People want to be smart by default. You can see it in the way a child becomes frustrated if another child understands faster whatever information.

The manipulated gets information and arguments and chains of inference and deduction with no effort. They do not verify information because they have the same. human problem with giving back what it was given in the first place to them for free.

Manipulation is simple information economics. You can’t beat free. The truth is luxury. The second best is common sense. The mass market is manipulation.

The only way to control anticompetitive practices is to make them against the law. Manipulation is unfair information competition. Good information has high cognitive cost. Poor information is dumped on the market with no price tag attached.

In this sense any media that transmits information free of cognitive load should be highly scrutinized and if the information is found to be wrong fined up to license withdrawal.

I think information economy should be taken out of the scope of morals. Currently we think of truth in all the wrong ways. Truth as character, or moral choice,truth as obligation, we even expect the truth.

In our reality though, truth is nothing but a bare merchandise. It is handled as merchandise and priced accordingly. It is also in high demand, therefore very expensive. It requires craftsmanship to obtain, therefore it is a luxury merchandise.

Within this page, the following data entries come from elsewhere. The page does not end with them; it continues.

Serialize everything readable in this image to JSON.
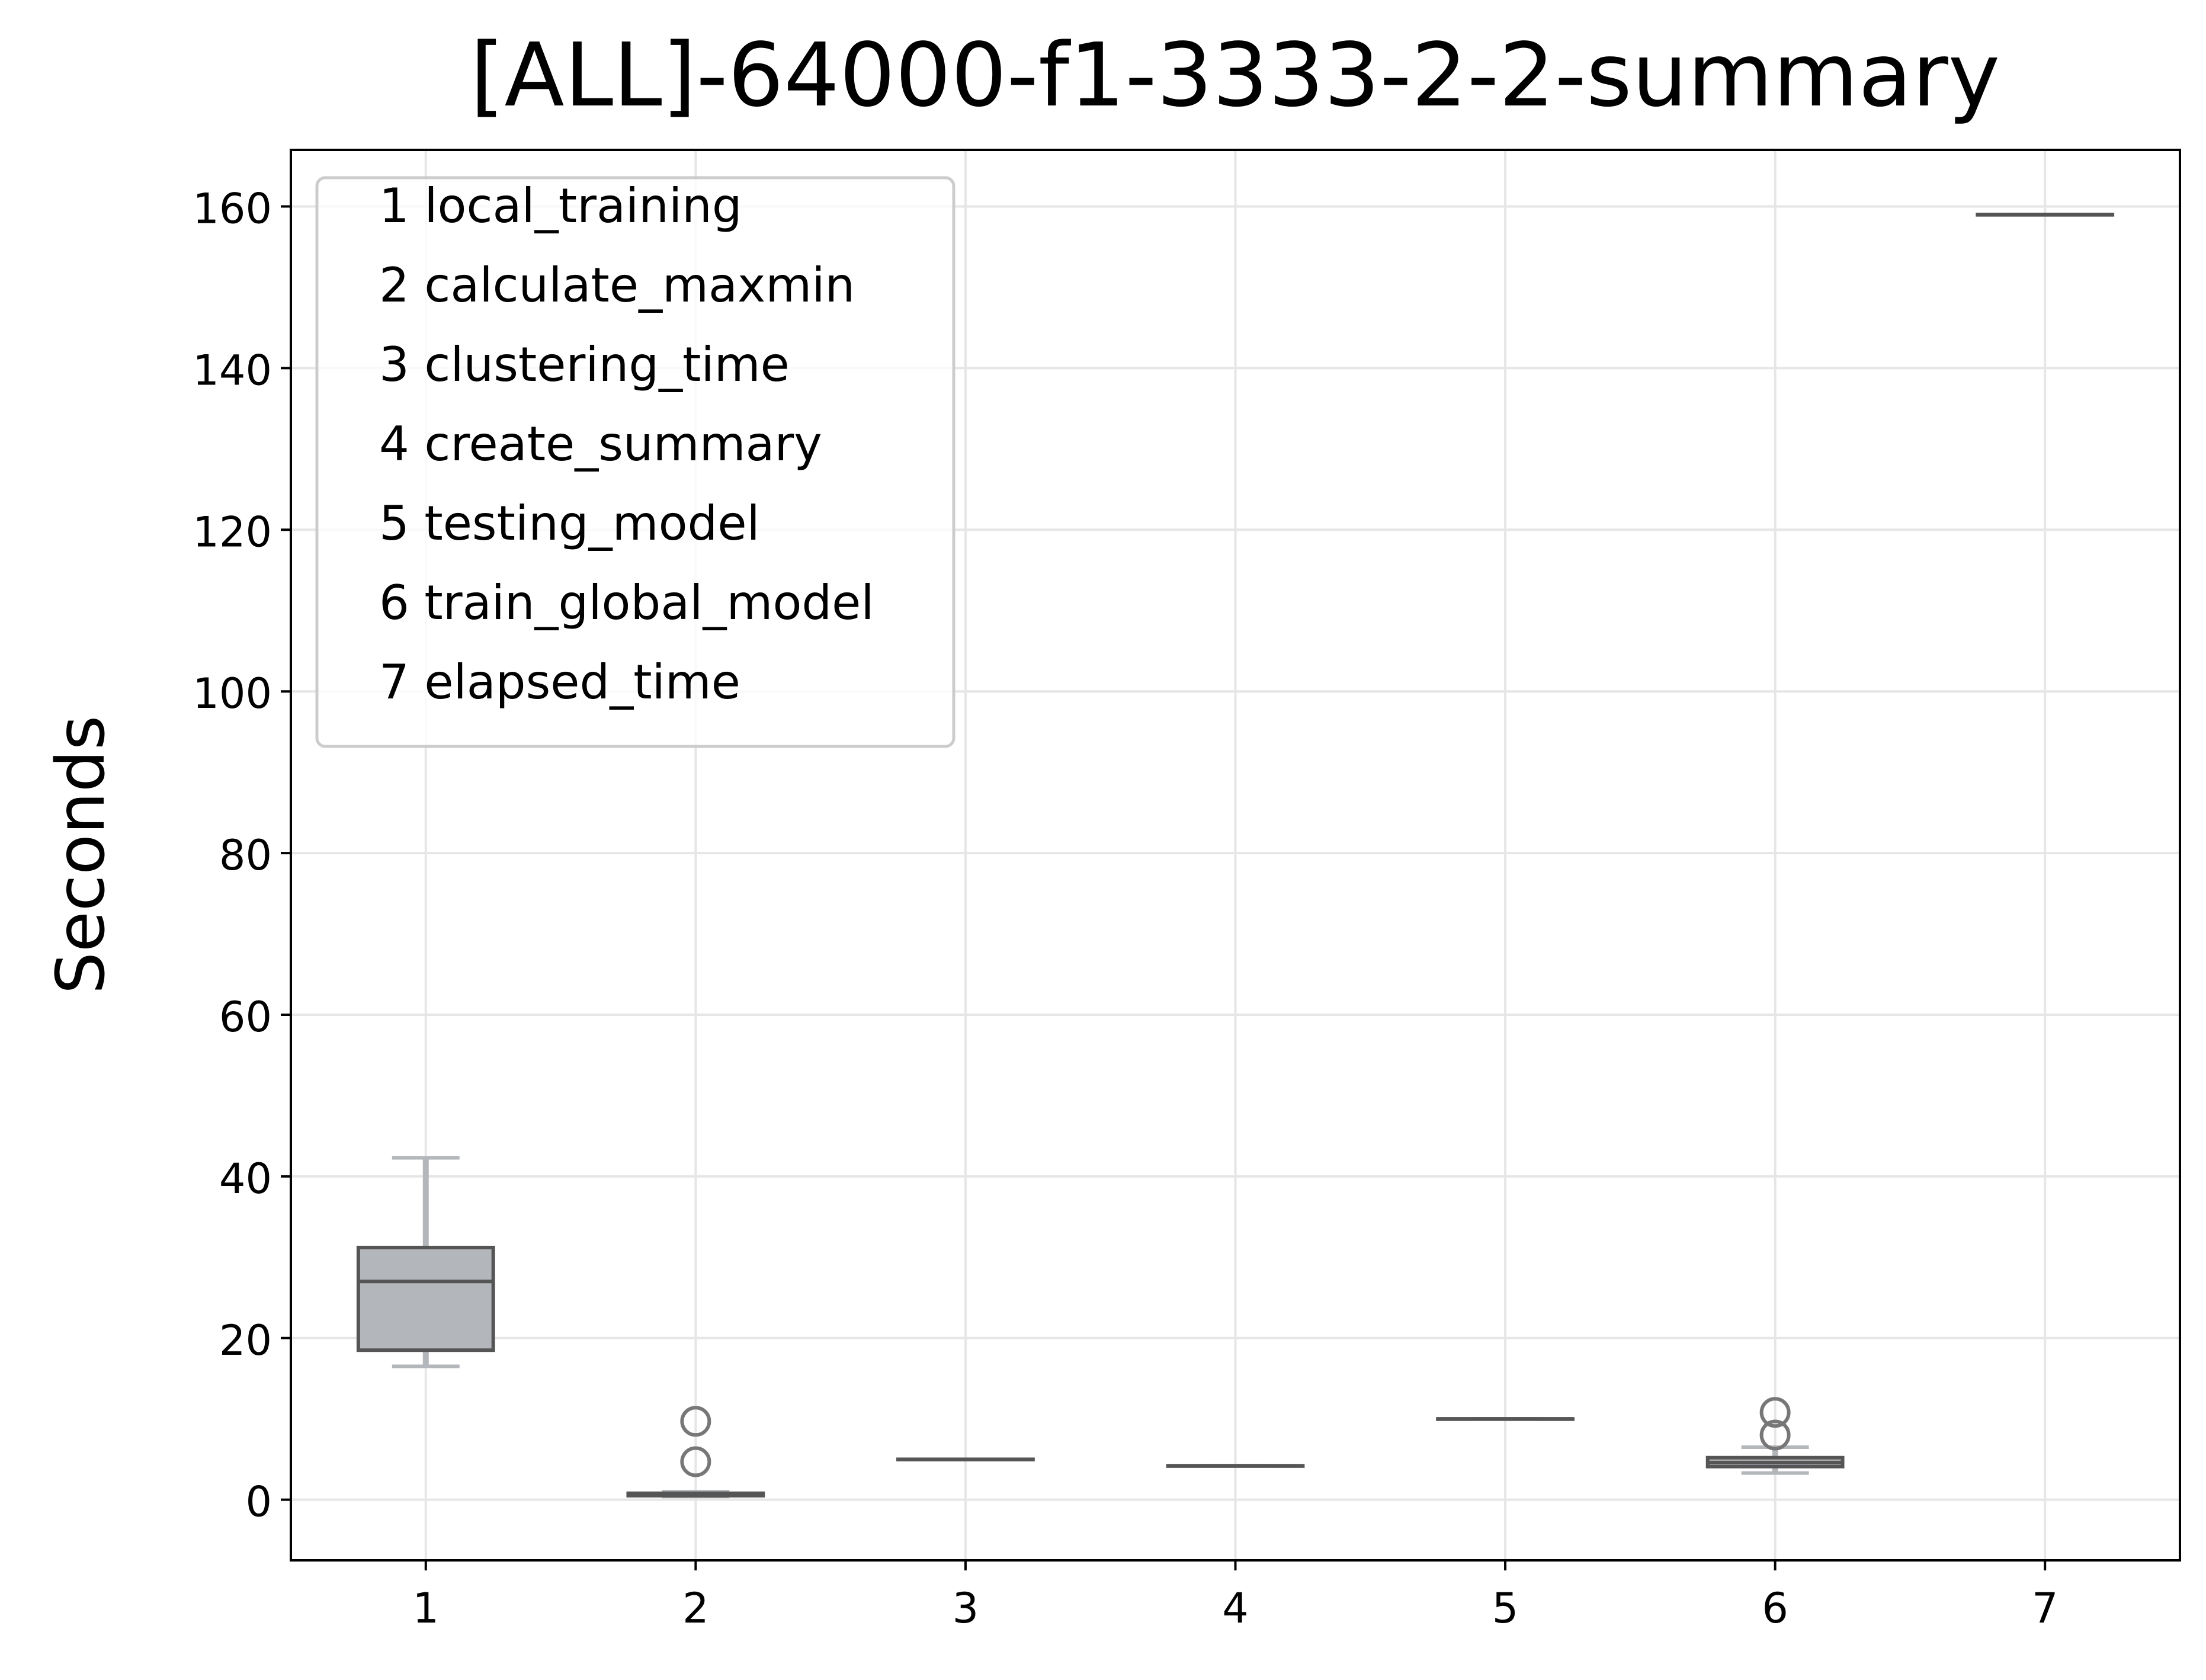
{
  "chart_data": {
    "type": "box",
    "title": "[ALL]-64000-f1-3333-2-2-summary",
    "xlabel": "",
    "ylabel": "Seconds",
    "x_tick_labels": [
      "1",
      "2",
      "3",
      "4",
      "5",
      "6",
      "7"
    ],
    "y_tick_labels": [
      "0",
      "20",
      "40",
      "60",
      "80",
      "100",
      "120",
      "140",
      "160"
    ],
    "y_ticks": [
      0,
      20,
      40,
      60,
      80,
      100,
      120,
      140,
      160
    ],
    "ylim": [
      -7.5,
      167
    ],
    "grid": true,
    "legend_position": "top-left",
    "legend": [
      "1 local_training",
      "2 calculate_maxmin",
      "3 clustering_time",
      "4 create_summary",
      "5 testing_model",
      "6 train_global_model",
      "7 elapsed_time"
    ],
    "boxes": [
      {
        "x": 1,
        "whisker_low": 16.5,
        "q1": 18.5,
        "median": 27.0,
        "q3": 31.2,
        "whisker_high": 42.3,
        "outliers": []
      },
      {
        "x": 2,
        "whisker_low": 0.4,
        "q1": 0.5,
        "median": 0.6,
        "q3": 0.8,
        "whisker_high": 1.0,
        "outliers": [
          4.7,
          9.7
        ]
      },
      {
        "x": 3,
        "whisker_low": 5.0,
        "q1": 5.0,
        "median": 5.0,
        "q3": 5.0,
        "whisker_high": 5.0,
        "outliers": []
      },
      {
        "x": 4,
        "whisker_low": 4.2,
        "q1": 4.2,
        "median": 4.2,
        "q3": 4.2,
        "whisker_high": 4.2,
        "outliers": []
      },
      {
        "x": 5,
        "whisker_low": 10.0,
        "q1": 10.0,
        "median": 10.0,
        "q3": 10.0,
        "whisker_high": 10.0,
        "outliers": []
      },
      {
        "x": 6,
        "whisker_low": 3.3,
        "q1": 4.1,
        "median": 4.6,
        "q3": 5.2,
        "whisker_high": 6.5,
        "outliers": [
          8.0,
          10.8
        ]
      },
      {
        "x": 7,
        "whisker_low": 159.0,
        "q1": 159.0,
        "median": 159.0,
        "q3": 159.0,
        "whisker_high": 159.0,
        "outliers": []
      }
    ],
    "colors": {
      "box_fill": "#b3b6ba",
      "box_edge": "#555555",
      "whisker": "#b3b6ba",
      "outlier": "#777777",
      "grid": "#e6e6e6",
      "axes": "#000000"
    }
  }
}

Common sense is innate in most people, therefore highly available. It does have a cost and the cost is highly dependent on distribution of biological traits and social circumstances across the populace. Sometimes common sense is very expensive. Just like water, for example, is abundant in places where it is wasted and free, and in places is a pricy thing to obtain.

Everything else is manipulation. Manipulation is all non neutral information. Non neutral information contains a desired direction of conclusions manipulation is free and widely available because it is cheap to make, and, most important, cheap to understand.

The cognitive cost of accepting manipulation is extremely low. The effect of having a rich and complex,albeit distorted and argument filled, network of information is very desirable.

I think that a manipulated human, one who has taken on the full depth of misinformation on some subject, has the same level of intellectual reward feedback as a recognized world leading expert.

It is important to remember that we don’t need a ministry of truth. It would be the same as having a ministry of kitsch.